The writing’s on the whale…
The Mud Whale is a gigantic ship at the mercy of the shifting sands of a seemingly endless ocean. The 513 souls aboard—a people who exist holistically with the sand, wind, and sunlight—are not so much sailors as they are residents. The marked among them, those able to wield the telekinetic power known as thymia, have lifespans of about 20 to 30 years, while those who cannot wield thymia (the unmarked) can live to a ripe old age. Recording the daily happenings of all these people as well as governing decisions made by the mayor and the Council of Elders is a marked boy named Chakuro—the Mud Whale’s official archivist, whose efforts are held in high regard for communicating sentimentality without outright mentioning emotions. All those aboard the Mud Whale are brought up to contain their emotions even though emotion is what strengthens thymia. The rationale behind this is woven into myth, but the truth is far more terrifying. During a routine encounter with another ship, a scouting/salvage party from the Mud Whale discovers much more than their society bargained for.
Finding out what is known and not known and who, exactly, knows how much; why they have or have not shared what they know; and the backstories of key characters is the driving force of this series, which adapts the ongoing manga from Abi Umeda. To these ends, the muddled pacing of Children of the Whales helps and hurts; the main formula for baiting interest, aside from very graphic, bloody combat, is the promise of learning something contextually important. This adeptly evokes the ululant “Why?!” of the innocent in times of war.
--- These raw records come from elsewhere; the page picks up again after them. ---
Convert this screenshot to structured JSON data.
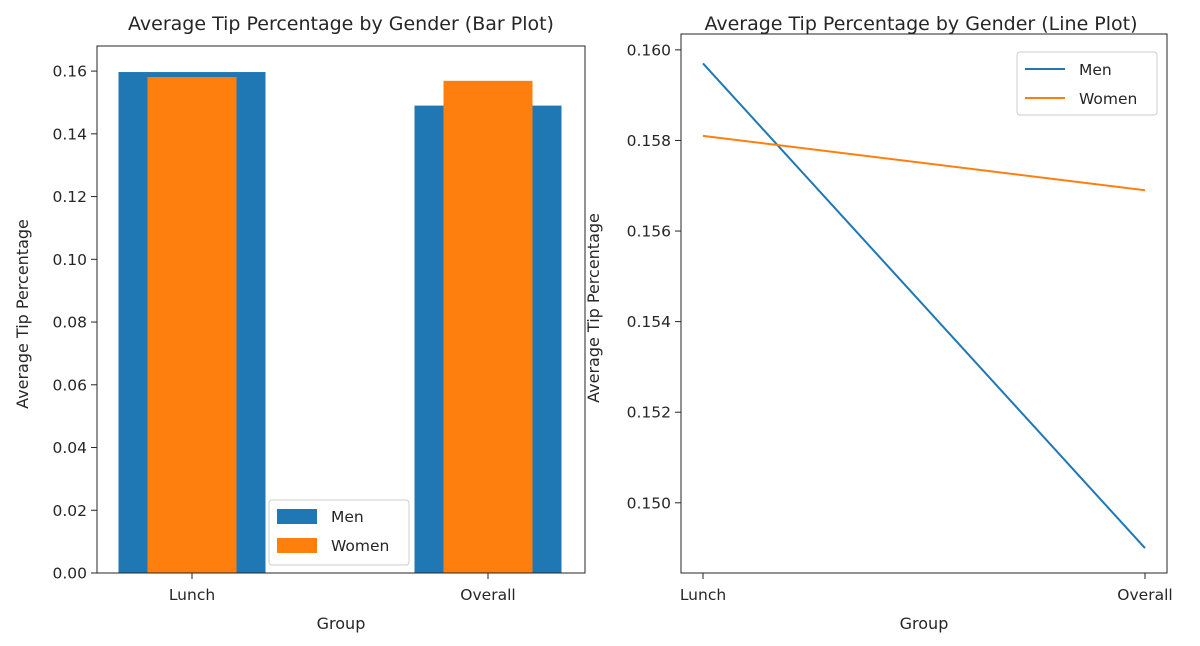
{
  "chart_data": [
    {
      "type": "bar",
      "title": "Average Tip Percentage by Gender (Bar Plot)",
      "xlabel": "Group",
      "ylabel": "Average Tip Percentage",
      "categories": [
        "Lunch",
        "Overall"
      ],
      "series": [
        {
          "name": "Men",
          "color": "#1f77b4",
          "values": [
            0.1597,
            0.149
          ]
        },
        {
          "name": "Women",
          "color": "#ff7f0e",
          "values": [
            0.1581,
            0.1569
          ]
        }
      ],
      "ylim": [
        0,
        0.168
      ],
      "yticks": [
        "0.00",
        "0.02",
        "0.04",
        "0.06",
        "0.08",
        "0.10",
        "0.12",
        "0.14",
        "0.16"
      ],
      "legend": "lower-right",
      "grid": false
    },
    {
      "type": "line",
      "title": "Average Tip Percentage by Gender (Line Plot)",
      "xlabel": "Group",
      "ylabel": "Average Tip Percentage",
      "x": [
        "Lunch",
        "Overall"
      ],
      "series": [
        {
          "name": "Men",
          "color": "#1f77b4",
          "values": [
            0.1597,
            0.149
          ]
        },
        {
          "name": "Women",
          "color": "#ff7f0e",
          "values": [
            0.1581,
            0.1569
          ]
        }
      ],
      "ylim": [
        0.14845,
        0.16035
      ],
      "yticks": [
        "0.150",
        "0.152",
        "0.154",
        "0.156",
        "0.158",
        "0.160"
      ],
      "legend": "upper-right",
      "grid": false
    }
  ]
}
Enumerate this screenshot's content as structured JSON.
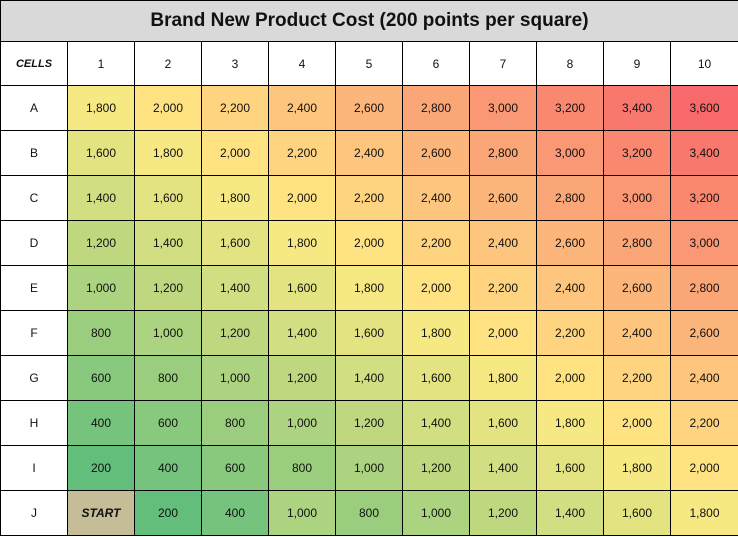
{
  "sheet": {
    "title": "Brand New Product Cost (200 points per square)",
    "corner_label": "CELLS",
    "columns": [
      "1",
      "2",
      "3",
      "4",
      "5",
      "6",
      "7",
      "8",
      "9",
      "10"
    ],
    "rows": [
      {
        "label": "A",
        "values": [
          "1,800",
          "2,000",
          "2,200",
          "2,400",
          "2,600",
          "2,800",
          "3,000",
          "3,200",
          "3,400",
          "3,600"
        ]
      },
      {
        "label": "B",
        "values": [
          "1,600",
          "1,800",
          "2,000",
          "2,200",
          "2,400",
          "2,600",
          "2,800",
          "3,000",
          "3,200",
          "3,400"
        ]
      },
      {
        "label": "C",
        "values": [
          "1,400",
          "1,600",
          "1,800",
          "2,000",
          "2,200",
          "2,400",
          "2,600",
          "2,800",
          "3,000",
          "3,200"
        ]
      },
      {
        "label": "D",
        "values": [
          "1,200",
          "1,400",
          "1,600",
          "1,800",
          "2,000",
          "2,200",
          "2,400",
          "2,600",
          "2,800",
          "3,000"
        ]
      },
      {
        "label": "E",
        "values": [
          "1,000",
          "1,200",
          "1,400",
          "1,600",
          "1,800",
          "2,000",
          "2,200",
          "2,400",
          "2,600",
          "2,800"
        ]
      },
      {
        "label": "F",
        "values": [
          "800",
          "1,000",
          "1,200",
          "1,400",
          "1,600",
          "1,800",
          "2,000",
          "2,200",
          "2,400",
          "2,600"
        ]
      },
      {
        "label": "G",
        "values": [
          "600",
          "800",
          "1,000",
          "1,200",
          "1,400",
          "1,600",
          "1,800",
          "2,000",
          "2,200",
          "2,400"
        ]
      },
      {
        "label": "H",
        "values": [
          "400",
          "600",
          "800",
          "1,000",
          "1,200",
          "1,400",
          "1,600",
          "1,800",
          "2,000",
          "2,200"
        ]
      },
      {
        "label": "I",
        "values": [
          "200",
          "400",
          "600",
          "800",
          "1,000",
          "1,200",
          "1,400",
          "1,600",
          "1,800",
          "2,000"
        ]
      },
      {
        "label": "J",
        "values": [
          "START",
          "200",
          "400",
          "1,000",
          "800",
          "1,000",
          "1,200",
          "1,400",
          "1,600",
          "1,800"
        ]
      }
    ],
    "start_color": "#c4bd97",
    "scale_colors": {
      "low": "#63be7b",
      "mid": "#ffeb84",
      "high": "#f8696b"
    }
  }
}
What doesn’t work so much are fight scenes broken with gags and emotional flashbacks or cuts to other such scenes. One could earnestly argue that this is done to convey the mixed emotions of a pacifist people who take up arms, like a game, and then react to its consequences in the most human ways possible (through joking, sorrow, horror), but the presentation does not do a great job at conveying that.
Children of the Whales focuses on a sheltered people who live peacefully together, and the show does a superb job of hinting that all is not as it has been told initially through seemingly innocuous punishments doled out to children and dissenters. What really makes this a promising series, however, is that it keeps growing the world to include outside influence and thereby causes numerous conflicts not only within the various factions on the Mud Whale but between those and the cultures they encounter as a fractured society. In the end (note: the anime series is, like the manga, still in progress), this is very much a show about the horrors of a lack of knowledge about history and the ways history can be rewritten to manipulate people.
A weird mix of traditional and CGI animation as well as hand-drawn backgrounds works amazingly well most of the time. The combination of these elements often adds contrasts that distinguish conflicts or enhance moments of poetic imagery. What occasionally does not work is when characters crawl through certain backgrounds, which then seem too flat (or make the characters appear too round). The color palette, with its mix of metallic and matte hues that truly evoke a desert setting, is dead on and often quite breathtaking in retrospect (if not in real time) for its bright barrenness.
Streaming on Netflix, Children of the Whales is a violent and sad cautionary tale with so many layers and so much back and forth that it comes across as needlessly complex/indulgent. However, all its moving pieces—how they interact with each other and their world and how it relates to our own—hold great promise for future battles of morals and militaries. Not perfect, but a darned good watch.